The construction of the Uncanny Preserve temporarily kept my mind off the despair I was feeling. Technicians in hazmat suits assembled the ecosystem in an abandoned strip mall parking lot. There was a Command Center set up inside a FEMA doublewide. There were pelts of native species tacked to the walls as exemplars. Blueprints of biomes were spread out on illuminated drafting tables.
A demolition crew tore down the empty K-Mart and terraformed a hillside out of the rubble. Environmental engineers built aquatic habitat with chicken wire and cement. They borrowed a field marking machine from the little league field and used it to chalk in a nature trail system.
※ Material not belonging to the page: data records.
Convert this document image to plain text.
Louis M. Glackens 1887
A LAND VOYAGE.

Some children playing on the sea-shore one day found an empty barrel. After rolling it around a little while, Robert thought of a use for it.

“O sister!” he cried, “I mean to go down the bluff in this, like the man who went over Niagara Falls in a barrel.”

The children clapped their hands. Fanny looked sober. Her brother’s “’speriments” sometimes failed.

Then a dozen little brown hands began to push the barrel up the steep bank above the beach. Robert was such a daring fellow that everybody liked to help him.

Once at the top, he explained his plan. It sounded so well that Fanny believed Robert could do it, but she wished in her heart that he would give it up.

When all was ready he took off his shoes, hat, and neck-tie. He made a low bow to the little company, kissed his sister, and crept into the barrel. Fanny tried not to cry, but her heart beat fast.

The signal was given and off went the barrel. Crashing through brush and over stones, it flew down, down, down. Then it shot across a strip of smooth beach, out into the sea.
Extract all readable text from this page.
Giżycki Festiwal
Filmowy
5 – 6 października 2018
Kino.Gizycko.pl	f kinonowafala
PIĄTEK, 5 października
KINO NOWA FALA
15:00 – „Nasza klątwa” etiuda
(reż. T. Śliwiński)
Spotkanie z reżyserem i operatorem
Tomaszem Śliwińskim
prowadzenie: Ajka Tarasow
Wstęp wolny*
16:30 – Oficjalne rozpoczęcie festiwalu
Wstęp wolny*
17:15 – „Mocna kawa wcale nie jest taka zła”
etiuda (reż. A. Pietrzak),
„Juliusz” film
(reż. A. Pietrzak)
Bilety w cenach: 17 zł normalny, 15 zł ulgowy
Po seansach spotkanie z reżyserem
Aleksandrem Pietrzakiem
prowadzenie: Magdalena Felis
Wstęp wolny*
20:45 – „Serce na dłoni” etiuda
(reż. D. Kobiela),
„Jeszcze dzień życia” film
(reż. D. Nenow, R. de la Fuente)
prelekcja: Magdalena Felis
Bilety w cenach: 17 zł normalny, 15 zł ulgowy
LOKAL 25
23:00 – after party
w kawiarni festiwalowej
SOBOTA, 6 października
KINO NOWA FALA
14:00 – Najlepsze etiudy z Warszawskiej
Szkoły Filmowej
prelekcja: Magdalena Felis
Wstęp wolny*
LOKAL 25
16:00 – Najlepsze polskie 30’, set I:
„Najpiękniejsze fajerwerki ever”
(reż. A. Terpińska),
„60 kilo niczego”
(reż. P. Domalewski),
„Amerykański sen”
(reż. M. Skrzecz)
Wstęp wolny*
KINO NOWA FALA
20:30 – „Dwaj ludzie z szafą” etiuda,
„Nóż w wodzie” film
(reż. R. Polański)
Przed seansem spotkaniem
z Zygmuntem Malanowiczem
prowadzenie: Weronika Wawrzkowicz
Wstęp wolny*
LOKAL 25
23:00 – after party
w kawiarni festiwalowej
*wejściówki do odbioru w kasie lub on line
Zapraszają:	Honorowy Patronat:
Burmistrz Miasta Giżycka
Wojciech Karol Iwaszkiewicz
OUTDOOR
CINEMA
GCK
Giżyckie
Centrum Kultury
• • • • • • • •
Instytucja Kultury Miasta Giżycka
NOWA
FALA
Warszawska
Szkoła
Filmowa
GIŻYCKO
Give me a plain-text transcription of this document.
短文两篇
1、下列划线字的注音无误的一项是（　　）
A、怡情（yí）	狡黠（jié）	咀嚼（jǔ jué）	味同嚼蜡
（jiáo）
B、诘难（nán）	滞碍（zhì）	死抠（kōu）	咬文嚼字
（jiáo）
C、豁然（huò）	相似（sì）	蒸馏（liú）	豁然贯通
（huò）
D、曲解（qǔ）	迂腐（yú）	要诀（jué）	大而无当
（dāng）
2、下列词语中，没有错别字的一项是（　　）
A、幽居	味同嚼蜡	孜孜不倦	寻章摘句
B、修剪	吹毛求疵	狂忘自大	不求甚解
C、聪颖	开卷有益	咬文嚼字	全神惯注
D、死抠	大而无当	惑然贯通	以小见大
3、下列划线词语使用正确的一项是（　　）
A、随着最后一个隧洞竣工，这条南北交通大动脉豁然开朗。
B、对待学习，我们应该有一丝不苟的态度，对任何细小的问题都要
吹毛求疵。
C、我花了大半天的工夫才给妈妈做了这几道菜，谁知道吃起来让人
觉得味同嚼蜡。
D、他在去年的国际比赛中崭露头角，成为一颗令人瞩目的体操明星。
Diorama artists tried to give the Uncanny Preserve an untouched, virgin look, but there were repetitions in the pond rushes and seams in the oak trees. Even the morning dew felt designed.
When the park finally opened, Jack avoided it. The Uncanny Preserve reminded him of one of those old cowboy movies filmed on a sound stage, with the bogus cactus and painted buttes on the back wall. He said the styrofoam clouds especially creeped him out. I wasn’t triggered by the counterfeit landscape. To me, the world already seems like a cheap reproduction of a masterpiece.
I first discovered evidence of the forgery on a road trip Jack and I took. This was back when you could still travel without papers. We were headed to the West coast, to scatter my baby’s ashes in the last Redwood grove. As we drove across Nebraska, the passing scenery reminded me of a cheaply made 1970s cartoon — like Scooby-Doo when the meddling kids are being chased by a bogus monster. Shaggy runs past the same chair, table and door combination over and over again.
Originally, I thought this repeating pattern in the here and now was evidence of semi-intelligent design — of a slapdash reality cobbled together by a lesser deity who was either too lazy or lacking the skill set required to create uniqueness in every detail. What I’ve come to understand is that this dumbing down of the diversity of my life experience into a handful of bland, generic categories is a symptom of my own isolation. The numbness I carry is a perceptual filter that reduces the marvelousness into a lifelessness redundancy.
Each life lived is an experiment in healing. So what has been the hypothesis of my suffering? And were the results worth the pain? I’ve always kept my mouth shut about my mental condition, as some of the nearby villages burn freaks of nature. But I am willing to take the risk of revealing my darkest secrets to you in the spirit of collaboration. You came to visit me in this caretaker’s shack in order to record my oral history for a school science fair. I’m willing to participate in your project — but are you willing to tend the Uncanny Preserve when I’m too rusty to rewind the honey bees? The maintenance logs are in my tool box along with the warranties for the toads.
If you agree to the terms of this compact, you may reduce this story to a trifold display board in your middle school gymnasium. My life experience will receive a participation prize. Overhead, the fluorescent lights shall hum — the ones with the cages around them, designed so errant basketball shots don’t shatter the bulbs.